I have the following double $\sum_{i=[1,\ldots,n], j=[1,\ldots,m]: i\neq j }\frac{1}{j}$.
If I ignore restriction $i \neq j$ then $$ \sum_{i=[1,\ldots,n], j=[1,\ldots,m] }\frac{1}{j}=n \sum_{ j=[1,\ldots,m] }\frac{1}{j} \le n(1+\ln(m)) $$
Now, I am not sure how to it with this restiction?

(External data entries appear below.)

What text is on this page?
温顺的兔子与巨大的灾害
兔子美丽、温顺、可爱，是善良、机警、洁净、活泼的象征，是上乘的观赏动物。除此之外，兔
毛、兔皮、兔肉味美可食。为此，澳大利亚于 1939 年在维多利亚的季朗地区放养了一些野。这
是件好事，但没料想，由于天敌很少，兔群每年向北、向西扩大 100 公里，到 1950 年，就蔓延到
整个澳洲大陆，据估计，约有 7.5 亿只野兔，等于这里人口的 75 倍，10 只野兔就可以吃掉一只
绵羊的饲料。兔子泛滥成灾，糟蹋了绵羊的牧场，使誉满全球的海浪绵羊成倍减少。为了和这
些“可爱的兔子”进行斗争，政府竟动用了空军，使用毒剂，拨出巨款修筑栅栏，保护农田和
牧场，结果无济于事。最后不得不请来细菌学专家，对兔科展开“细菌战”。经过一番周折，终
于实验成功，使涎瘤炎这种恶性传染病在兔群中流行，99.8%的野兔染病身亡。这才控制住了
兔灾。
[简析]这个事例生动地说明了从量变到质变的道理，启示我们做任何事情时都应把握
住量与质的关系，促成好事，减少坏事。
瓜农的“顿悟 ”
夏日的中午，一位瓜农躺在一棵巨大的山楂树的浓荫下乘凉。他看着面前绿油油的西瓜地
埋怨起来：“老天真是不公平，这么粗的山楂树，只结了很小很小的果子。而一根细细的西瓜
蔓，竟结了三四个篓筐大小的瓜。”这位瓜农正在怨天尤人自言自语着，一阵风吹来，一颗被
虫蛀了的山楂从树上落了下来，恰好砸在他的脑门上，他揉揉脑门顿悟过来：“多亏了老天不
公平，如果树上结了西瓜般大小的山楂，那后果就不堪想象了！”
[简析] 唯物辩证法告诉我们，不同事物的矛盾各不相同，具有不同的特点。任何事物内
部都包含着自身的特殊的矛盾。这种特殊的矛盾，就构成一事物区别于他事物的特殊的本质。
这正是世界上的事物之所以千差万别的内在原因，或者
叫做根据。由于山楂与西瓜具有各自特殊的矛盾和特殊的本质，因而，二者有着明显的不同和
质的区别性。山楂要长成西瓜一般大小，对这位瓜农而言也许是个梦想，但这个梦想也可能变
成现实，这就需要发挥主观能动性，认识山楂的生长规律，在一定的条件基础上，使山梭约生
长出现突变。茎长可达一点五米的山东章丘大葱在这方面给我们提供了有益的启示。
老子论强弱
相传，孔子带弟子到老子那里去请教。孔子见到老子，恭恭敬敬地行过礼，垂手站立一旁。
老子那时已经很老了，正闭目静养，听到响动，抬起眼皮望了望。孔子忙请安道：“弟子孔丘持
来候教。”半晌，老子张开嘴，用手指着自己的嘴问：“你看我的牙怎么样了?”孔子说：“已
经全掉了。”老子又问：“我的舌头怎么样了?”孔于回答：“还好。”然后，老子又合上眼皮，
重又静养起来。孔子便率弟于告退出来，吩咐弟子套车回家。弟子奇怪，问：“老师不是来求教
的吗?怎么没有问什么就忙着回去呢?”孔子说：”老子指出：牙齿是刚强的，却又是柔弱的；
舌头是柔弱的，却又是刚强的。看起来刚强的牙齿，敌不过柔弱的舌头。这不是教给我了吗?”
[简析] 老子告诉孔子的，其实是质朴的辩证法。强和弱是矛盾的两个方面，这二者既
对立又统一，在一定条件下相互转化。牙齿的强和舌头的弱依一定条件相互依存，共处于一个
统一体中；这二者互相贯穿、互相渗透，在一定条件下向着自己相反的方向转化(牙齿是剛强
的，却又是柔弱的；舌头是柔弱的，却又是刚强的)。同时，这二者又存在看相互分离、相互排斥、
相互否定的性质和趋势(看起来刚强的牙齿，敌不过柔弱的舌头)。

With the restriction you have
$$\begin{align*}\sum_{j=1}^m\;\sum_{i\in[1..n],i\ne j}\frac1j&=\begin{cases} \sum_{j=1}^m\frac{n-1}j,&\text{if }n\ge m\\\\ \sum_{j=1}^m\frac{n-1}j+\sum_{j=n+1}^m\frac1j,&\text{if }n<m \end{cases}\\\\ &=\begin{cases} (n-1)H_m,&\text{if }n\ge m\\\\ (n-1)H_m+(H_m-H_n),&\text{if }n<m \end{cases}\\\\ &=\begin{cases} (n-1)H_m,&\text{if }n\ge m\\\\ nH_m-H_n,&\text{if }n<m\;, \end{cases} \end{align*}$$
where $H_n$ is the $n$-the harmonic number.